A trend-following strategy that returns 40% annualised in a bull market can lose 25% in a sideways one. A mean-reversion bot that prints money during range-bound conditions bleeds steadily the moment the market picks a direction. The strategy isn't broken — the market regime changed, and the bot didn't notice.

Market regime detection is the discipline of identifying which type of market you're in before committing to a signal. When baked into your bot's entry logic, it acts as a filter: trend-following signals are only taken during trending conditions, mean-reversion signals only during ranging ones. The result is a bot that loses less when conditions are unfavourable and captures more when they are.

What Are Market Regimes?

Crypto markets cycle through three broad regimes:

RegimeCharacteristicsStrategies that work
Trending (bull or bear)Sustained directional moves, increasing volume, breakout from rangesEMA crossovers, momentum, breakout strategies
Ranging (sideways)Price oscillates between support and resistance, mean-reverting behaviourRSI reversals, Bollinger Band mean reversion, grid approaches
High-volatility / chaoticSharp moves in either direction, compressed/explosive BB, elevated ATRReduce position sizes, widen stops, or sit out

No single indicator perfectly identifies regime in real time, but three have a strong track record:

  • ADX (Average Directional Index) — measures trend strength regardless of direction.

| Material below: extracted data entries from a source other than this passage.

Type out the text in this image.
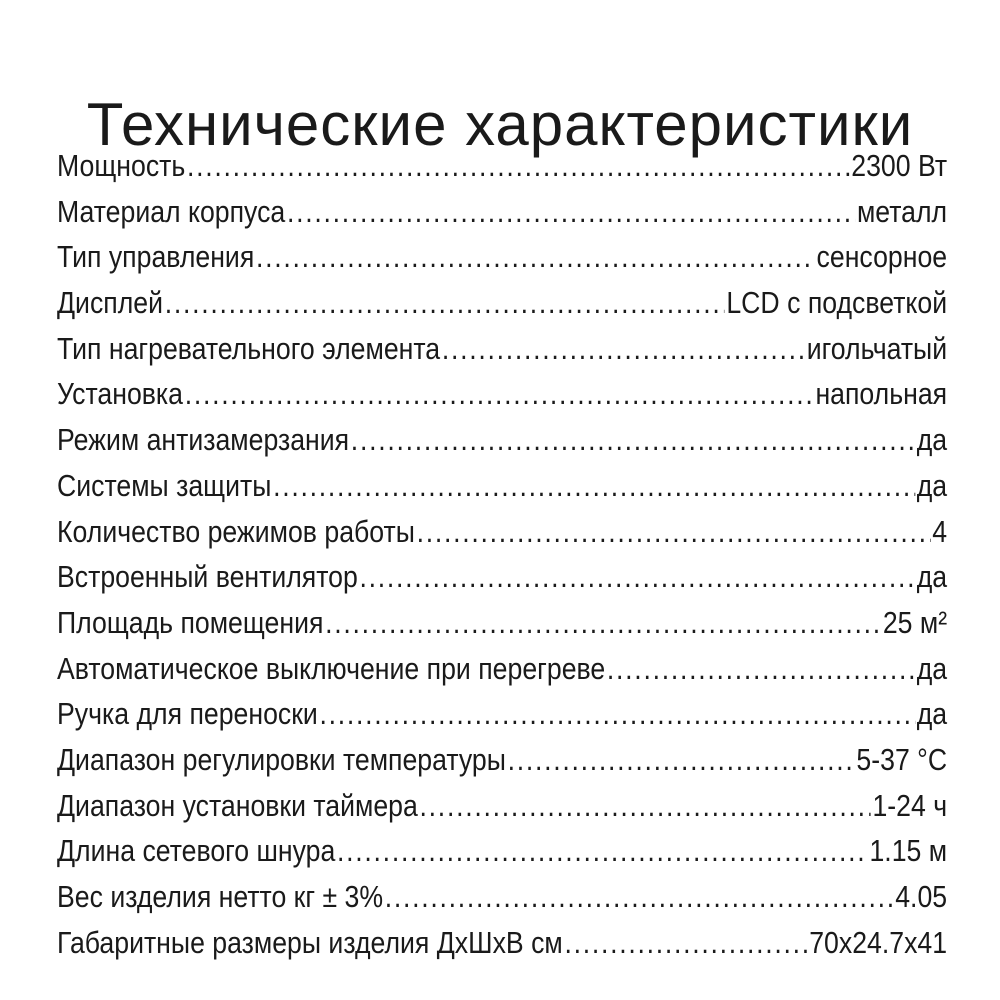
Технические характеристики
Мощность .....	2300 Вт
Материал корпуса .....	металл
Тип управления .....	сенсорное
Дисплей .....	LCD с подсветкой
Тип нагревательного элемента .....	игольчатый
Установка .....	напольная
Режим антизамерзания .....	да
Системы защиты .....	да
Количество режимов работы .....	4
Встроенный вентилятор .....	да
Площадь помещения .....	25 м²
Автоматическое выключение при перегреве .....	да
Ручка для переноски .....	да
Диапазон регулировки температуры .....	5-37 °С
Диапазон установки таймера .....	1-24 ч
Длина сетевого шнура .....	1.15 м
Вес изделия нетто кг ± 3% .....	4.05
Габаритные размеры изделия ДхШхВ см .....	70х24.7х41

ADX > 25 is generally considered trending; < 20 is ranging.
  • Bollinger Band Width — the distance between upper and lower bands, normalised by the middle band. Tight bands (low width) signal a range; wide bands signal trending or high-volatility conditions.
  • ATR (Average True Range) — tracks absolute volatility per candle. Useful for scaling stop distances and as a secondary volatility filter.

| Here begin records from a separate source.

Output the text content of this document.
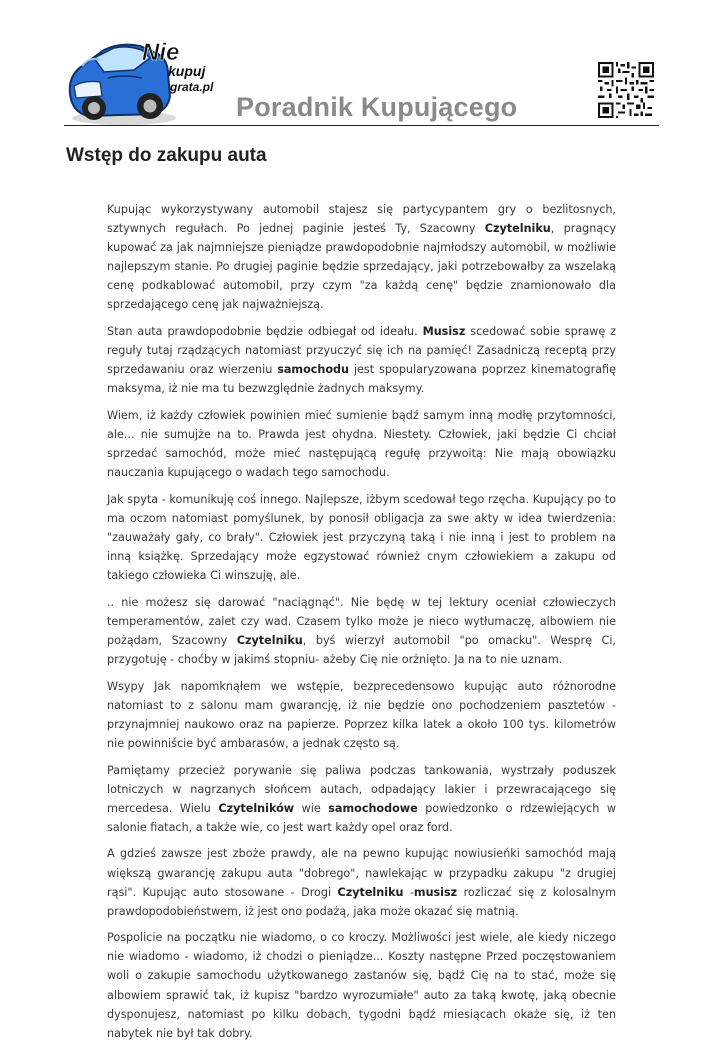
Nie
kupuj
grata.pl
Poradnik Kupującego
Wstęp do zakupu auta

Kupując wykorzystywany automobil stajesz się partycypantem gry o bezlitosnych, sztywnych regułach. Po jednej paginie jesteś Ty, Szacowny Czytelniku, pragnący kupować za jak najmniejsze pieniądze prawdopodobnie najmłodszy automobil, w możliwie najlepszym stanie. Po drugiej paginie będzie sprzedający, jaki potrzebowałby za wszelaką cenę podkablować automobil, przy czym "za każdą cenę" będzie znamionowało dla sprzedającego cenę jak najważniejszą.

Stan auta prawdopodobnie będzie odbiegał od ideału. Musisz scedować sobie sprawę z reguły tutaj rządzących natomiast przyuczyć się ich na pamięć! Zasadniczą receptą przy sprzedawaniu oraz wierzeniu samochodu jest spopularyzowana poprzez kinematografię maksyma, iż nie ma tu bezwzględnie żadnych maksymy.

Wiem, iż każdy człowiek powinien mieć sumienie bądź samym inną modłę przytomności, ale... nie sumujże na to. Prawda jest ohydna. Niestety. Człowiek, jaki będzie Ci chciał sprzedać samochód, może mieć następującą regułę przywoitą: Nie mają obowiązku nauczania kupującego o wadach tego samochodu.

Jak spyta - komunikuję coś innego. Najlepsze, iżbym scedował tego rzęcha. Kupujący po to ma oczom natomiast pomyślunek, by ponosił obligacja za swe akty w idea twierdzenia: "zauważały gały, co brały". Człowiek jest przyczyną taką i nie inną i jest to problem na inną książkę. Sprzedający może egzystować również cnym człowiekiem a zakupu od takiego człowieka Ci winszuję, ale.

.. nie możesz się darować "naciągnąć". Nie będę w tej lektury oceniał człowieczych temperamentów, zalet czy wad. Czasem tylko może je nieco wytłumaczę, albowiem nie pożądam, Szacowny Czytelniku, byś wierzył automobil "po omacku". Wesprę Ci, przygotuję - choćby w jakimś stopniu- ażeby Cię nie orżnięto. Ja na to nie uznam.

Wsypy Jak napomknąłem we wstępie, bezprecedensowo kupując auto różnorodne natomiast to z salonu mam gwarancję, iż nie będzie ono pochodzeniem pasztetów - przynajmniej naukowo oraz na papierze. Poprzez kilka latek a około 100 tys. kilometrów nie powinniście być ambarasów, a jednak często są.

Pamiętamy przecież porywanie się paliwa podczas tankowania, wystrzały poduszek lotniczych w nagrzanych słońcem autach, odpadający lakier i przewracającego się mercedesa. Wielu Czytelników wie samochodowe powiedzonko o rdzewiejących w salonie fiatach, a także wie, co jest wart każdy opel oraz ford.

A gdzieś zawsze jest zboże prawdy, ale na pewno kupując nowiusieńki samochód mają większą gwarancję zakupu auta "dobrego", nawlekając w przypadku zakupu "z drugiej rąsi". Kupując auto stosowane - Drogi Czytelniku -musisz rozliczać się z kolosalnym prawdopodobieństwem, iż jest ono podażą, jaka może okazać się matnią.

Pospolicie na początku nie wiadomo, o co kroczy. Możliwości jest wiele, ale kiedy niczego nie wiadomo - wiadomo, iż chodzi o pieniądze... Koszty następne Przed poczęstowaniem woli o zakupie samochodu użytkowanego zastanów się, bądź Cię na to stać, może się albowiem sprawić tak, iż kupisz "bardzo wyrozumiałe" auto za taką kwotę, jaką obecnie dysponujesz, natomiast po kilku dobach, tygodni bądź miesiącach okaże się, iż ten nabytek nie był tak dobry.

Used together, these three give you a reasonable picture of which regime you're in, in real time.

The Problem with Ignoring Regime

Most backtesting errors stem from optimising a strategy against one dominant regime in the test window. If your backtest covers 2020–2021 — a predominantly trending bull market — a momentum strategy will look excellent. But the same strategy backtested from early 2022 through 2023 (a prolonged bear/range cycle) tells a different story.

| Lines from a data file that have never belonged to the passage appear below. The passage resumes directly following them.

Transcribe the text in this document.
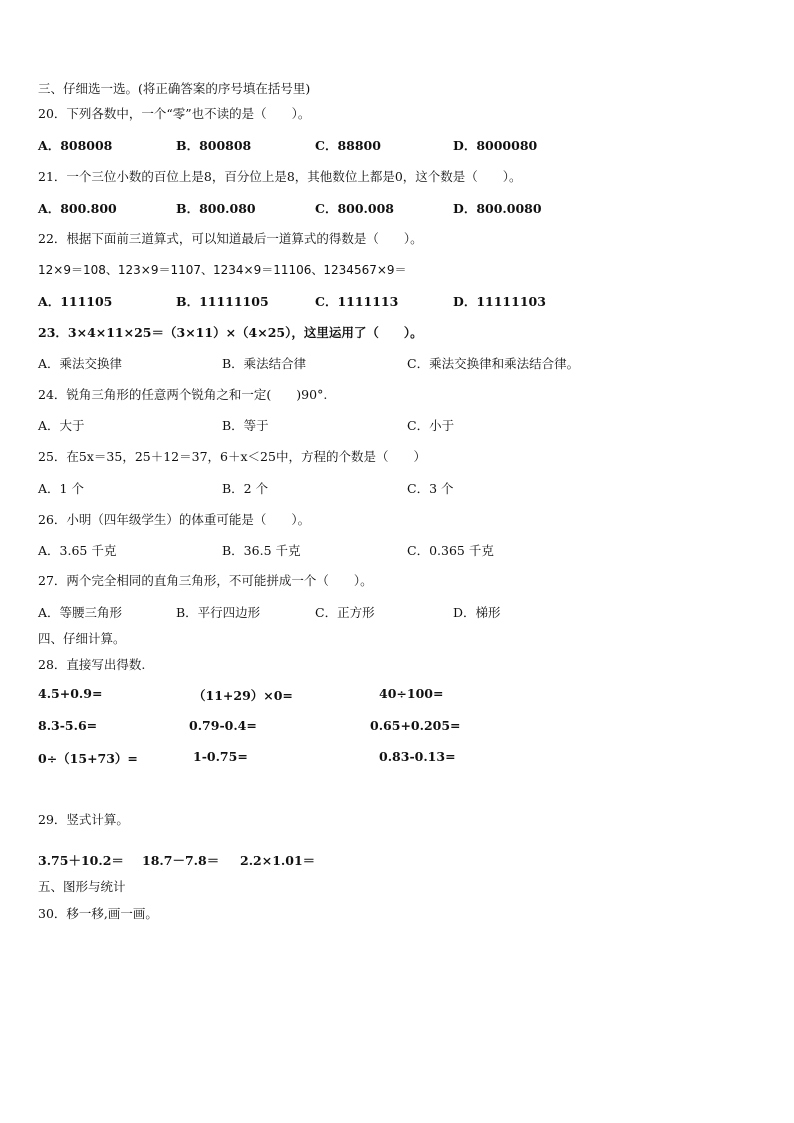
三、仔细选一选。(将正确答案的序号填在括号里)
20．下列各数中，一个“零”也不读的是（　　）。
A．808008	B．800808	C．88800	D．8000080
21．一个三位小数的百位上是8，百分位上是8，其他数位上都是0，这个数是（　　）。
A．800.800	B．800.080	C．800.008	D．800.0080
22．根据下面前三道算式，可以知道最后一道算式的得数是（　　）。
12×9＝108、123×9＝1107、1234×9＝11106、1234567×9＝
A．111105	B．11111105	C．1111113	D．11111103
23．3×4×11×25＝（3×11）×（4×25），这里运用了（　　）。
A．乘法交换律	B．乘法结合律	C．乘法交换律和乘法结合律。
24．锐角三角形的任意两个锐角之和一定(　　)90°.
A．大于	B．等于	C．小于
25．在5x＝35，25＋12＝37，6＋x＜25中，方程的个数是（　　）
A．1 个	B．2 个	C．3 个
26．小明（四年级学生）的体重可能是（　　）。
A．3.65 千克	B．36.5 千克	C．0.365 千克
27．两个完全相同的直角三角形，不可能拼成一个（　　）。
A．等腰三角形	B．平行四边形	C．正方形	D．梯形
四、仔细计算。
28．直接写出得数.
4.5+0.9=	（11+29）×0=	40÷100=
8.3-5.6=	0.79-0.4=	0.65+0.205=
0÷（15+73）=	1-0.75=	0.83-0.13=
29．竖式计算。
3.75＋10.2＝ 18.7－7.8＝ 2.2×1.01＝
五、图形与统计
30．移一移,画一画。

A backtest that spans one regime is not a strategy validation. It's a description of past market conditions.

Walk-forward optimisation and out-of-sample testing (both covered in earlier posts) help. But they're diagnostic — they tell you the strategy is fragile after the fact. Regime detection is preventive: it stops the strategy taking signals it wasn't designed for.

Building a Regime Filter in VolatiCloud's Strategy Builder

VolatiCloud's Strategy Builder lets you compose multi-indicator logic trees without writing Python. Here's how to build a regime filter into your entry conditions.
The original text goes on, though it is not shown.